Jealousy is something altogether different and often forgotten these days. There is a good form of jealousy that can indeed lead us to defend what ought to be defended and even to excel, I think, but the difference between this and paranoia or selfishness is tough to define in a world where no one has been taught moral distinctions. Ponder this for a start.
-Matthew Peterson, founding editor of The American Mind
Jealousy! From the Greek zēlos, typically used to describe, well, zeal, especially in emulation or rivalry. And Biblically, the meaning was intolerance of unfaithfulness, as in the jealous God.

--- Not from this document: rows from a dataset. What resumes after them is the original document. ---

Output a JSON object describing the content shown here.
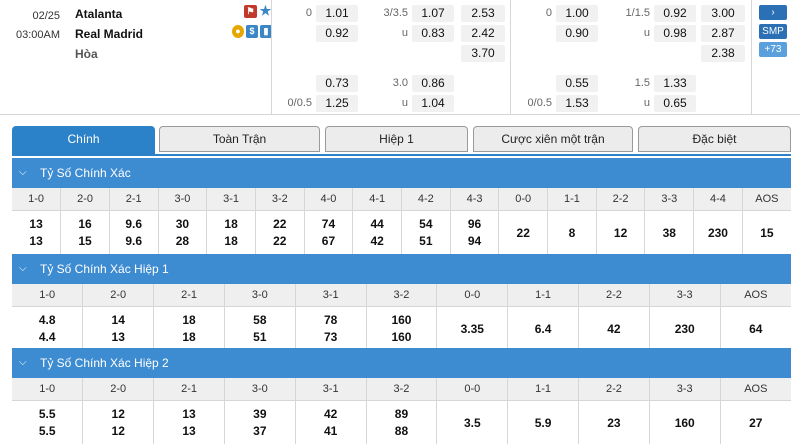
{
  "match": {
    "date": "02/25",
    "time": "03:00AM",
    "home": "Atalanta",
    "away": "Real Madrid",
    "draw": "Hòa"
  },
  "full_time": {
    "hcap_line_1": "0",
    "hcap_home_1": "1.01",
    "hcap_away_1": "0.92",
    "ou_line_1": "3/3.5",
    "ou_over_1": "1.07",
    "ou_u_label": "u",
    "ou_under_1": "0.83",
    "x12_home": "2.53",
    "x12_away": "2.42",
    "x12_draw": "3.70",
    "hcap_home_2": "0.73",
    "hcap_line_2": "0/0.5",
    "hcap_away_2": "1.25",
    "ou_line_2": "3.0",
    "ou_over_2": "0.86",
    "ou_under_2": "1.04"
  },
  "half_time": {
    "hcap_line_1": "0",
    "hcap_home_1": "1.00",
    "hcap_away_1": "0.90",
    "ou_line_1": "1/1.5",
    "ou_over_1": "0.92",
    "ou_under_1": "0.98",
    "x12_home": "3.00",
    "x12_away": "2.87",
    "x12_draw": "2.38",
    "hcap_home_2": "0.55",
    "hcap_line_2": "0/0.5",
    "hcap_away_2": "1.53",
    "ou_line_2": "1.5",
    "ou_over_2": "1.33",
    "ou_under_2": "0.65"
  },
  "side": {
    "arrow": "›",
    "smp": "SMP",
    "count": "+73"
  },
  "tabs": [
    "Chính",
    "Toàn Trận",
    "Hiệp 1",
    "Cược xiên một trận",
    "Đặc biệt"
  ],
  "sections": [
    {
      "title": "Tỷ Số Chính Xác",
      "headers": [
        "1-0",
        "2-0",
        "2-1",
        "3-0",
        "3-1",
        "3-2",
        "4-0",
        "4-1",
        "4-2",
        "4-3",
        "0-0",
        "1-1",
        "2-2",
        "3-3",
        "4-4",
        "AOS"
      ],
      "home": [
        "13",
        "16",
        "9.6",
        "30",
        "18",
        "22",
        "74",
        "44",
        "54",
        "96"
      ],
      "away": [
        "13",
        "15",
        "9.6",
        "28",
        "18",
        "22",
        "67",
        "42",
        "51",
        "94"
      ],
      "single": [
        "22",
        "8",
        "12",
        "38",
        "230",
        "15"
      ]
    },
    {
      "title": "Tỷ Số Chính Xác Hiệp 1",
      "headers": [
        "1-0",
        "2-0",
        "2-1",
        "3-0",
        "3-1",
        "3-2",
        "0-0",
        "1-1",
        "2-2",
        "3-3",
        "AOS"
      ],
      "home": [
        "4.8",
        "14",
        "18",
        "58",
        "78",
        "160"
      ],
      "away": [
        "4.4",
        "13",
        "18",
        "51",
        "73",
        "160"
      ],
      "single": [
        "3.35",
        "6.4",
        "42",
        "230",
        "64"
      ]
    },
    {
      "title": "Tỷ Số Chính Xác Hiệp 2",
      "headers": [
        "1-0",
        "2-0",
        "2-1",
        "3-0",
        "3-1",
        "3-2",
        "0-0",
        "1-1",
        "2-2",
        "3-3",
        "AOS"
      ],
      "home": [
        "5.5",
        "12",
        "13",
        "39",
        "42",
        "89"
      ],
      "away": [
        "5.5",
        "12",
        "13",
        "37",
        "41",
        "88"
      ],
      "single": [
        "3.5",
        "5.9",
        "23",
        "160",
        "27"
      ]
    }
  ],
  "icon_names": [
    "red-card-icon",
    "favorite-star-icon",
    "coin-icon",
    "dollar-icon",
    "stats-bars-icon",
    "chevron-down-icon"
  ]
}
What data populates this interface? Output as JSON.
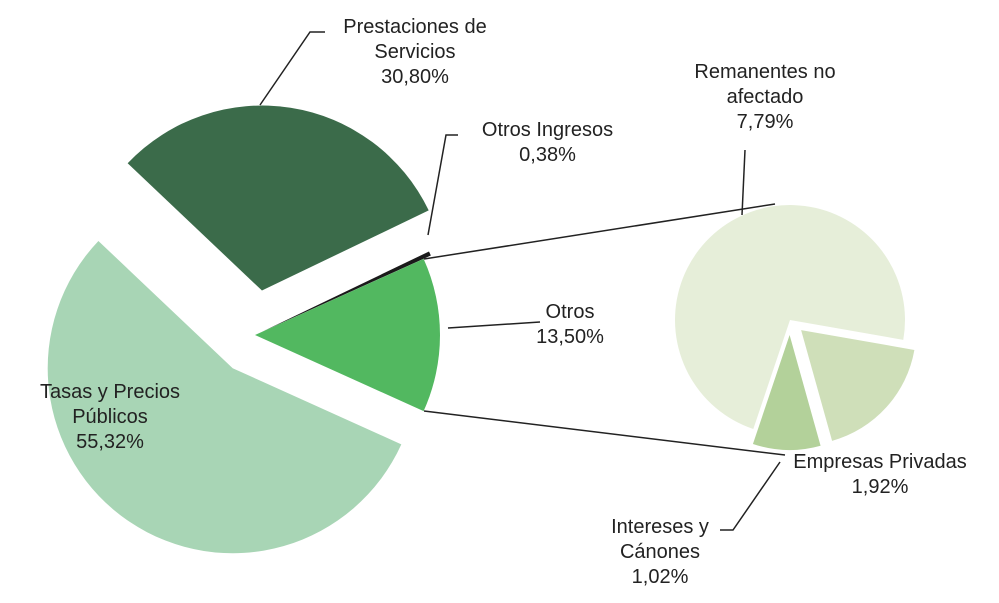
{
  "chart_data": [
    {
      "type": "pie",
      "categories": [
        "Tasas y Precios Públicos",
        "Prestaciones de Servicios",
        "Otros Ingresos",
        "Otros"
      ],
      "values": [
        55.32,
        30.8,
        0.38,
        13.5
      ],
      "value_labels": [
        "55,32%",
        "30,80%",
        "0,38%",
        "13,50%"
      ],
      "colors": [
        "#a8d5b5",
        "#3b6b4a",
        "#1a1a1a",
        "#52b860"
      ]
    },
    {
      "type": "pie",
      "categories": [
        "Remanentes no afectado",
        "Empresas Privadas",
        "Intereses y Cánones"
      ],
      "values": [
        7.79,
        1.92,
        1.02
      ],
      "value_labels": [
        "7,79%",
        "1,92%",
        "1,02%"
      ],
      "colors": [
        "#e6eed9",
        "#cfdfb9",
        "#b3d19a"
      ]
    }
  ]
}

In both Athens and Jerusalem, salutary qualities, even if they might lead to violence.
Contrast with another term often conflated with jealousy: envy. Here the root is invidus, meaning possessed of hatred or ill will, from invidere, which meant literally to maliciously look at, to cast an evil eye upon.

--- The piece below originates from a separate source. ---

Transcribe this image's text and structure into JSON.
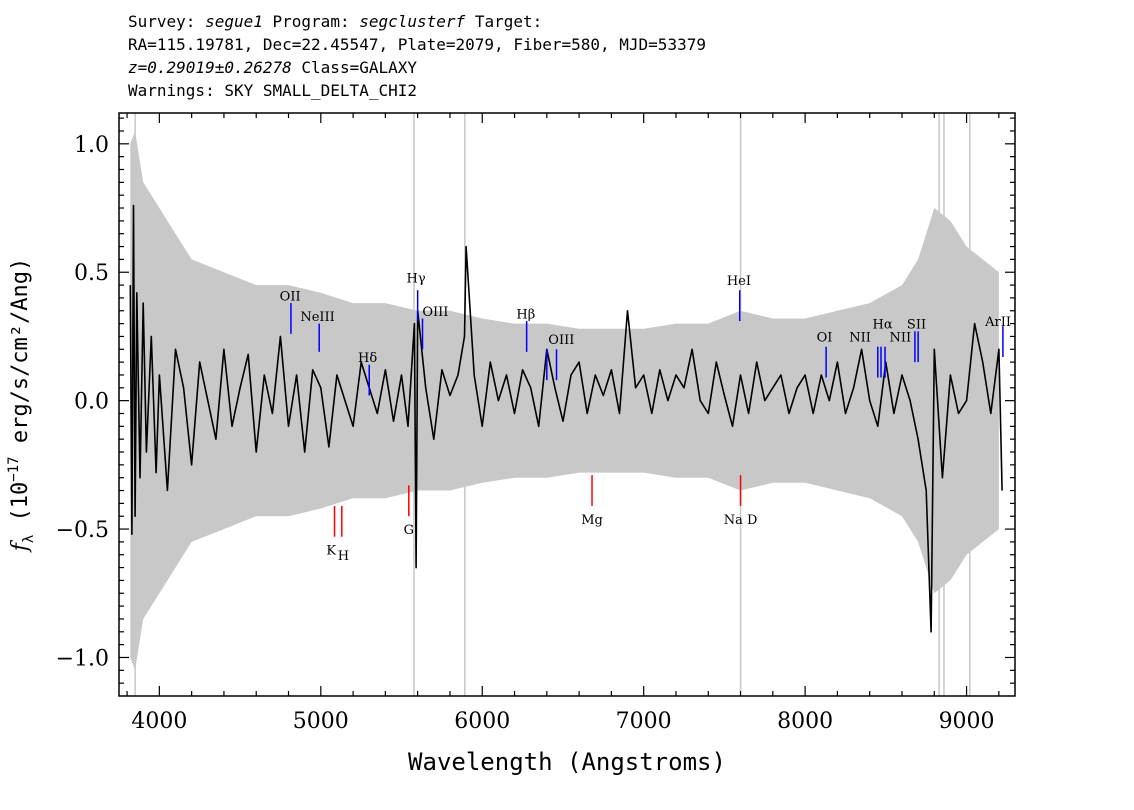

So, contrary to popular belief, jealousy suggests an appetite for what is or may be one’s due, envy an appetite for what is due another. In the first case, a spring to action and ties that, even with friction, bind; in the second, festering discord.
-James Poulos, executive editor of The American Mind
All that jealousy and envy coming from my enemies
While I'm sipping on Remy
In front of black Lexus, Chevy's on the roam
'96 big body, sitting on chrome
2Pac knew the score!
-David Bahr, managing editor of The American Mind
I prefer (predictably, perhaps) to think about this question in terms derived from the ancient rather than the modern languages. Typically the distinction one makes in English is between jealousy—wanting to guard closely over one's own goods and keep them from others—and envy—coveting something good of someone else's and wanting to take it from him. But in Latin there is a useful third concept: aemulatio. It's where we get our word "emulation," and it describes a healthy form of aspirational competition. When ambitious young men see the triumphs of their forebears, and want to outdo both those forebears and one another in the pursuit of virtue, that is aemulatio.

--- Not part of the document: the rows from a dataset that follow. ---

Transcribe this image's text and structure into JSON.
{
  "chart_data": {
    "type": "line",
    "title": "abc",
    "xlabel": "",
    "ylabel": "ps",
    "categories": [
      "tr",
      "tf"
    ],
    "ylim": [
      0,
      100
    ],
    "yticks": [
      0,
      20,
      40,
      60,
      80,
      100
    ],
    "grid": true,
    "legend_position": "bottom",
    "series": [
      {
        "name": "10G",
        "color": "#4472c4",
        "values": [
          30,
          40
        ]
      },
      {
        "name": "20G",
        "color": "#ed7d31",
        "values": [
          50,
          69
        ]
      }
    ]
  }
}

Rome was very good at inspiring aemulatio. Mostly it did so by attributing elaborate public honors to those who displayed traits considered virtuous by the state. In this way the mos maiorum, the reverence in which ancestral customs and traditions were held, remained strong. Polybius, after devoting a lengthy stretch of description to the pageantry with which noble men were honored in death, wrote that "the chief benefit of this is that young men are spurred on to endure all things in the name of the common welfare, hoping to meet with the glory that accrues to the best among men." You might almost say that inspiring aemulatio is one of the things we Americans are worst at right now, and must get better at if we are to survive.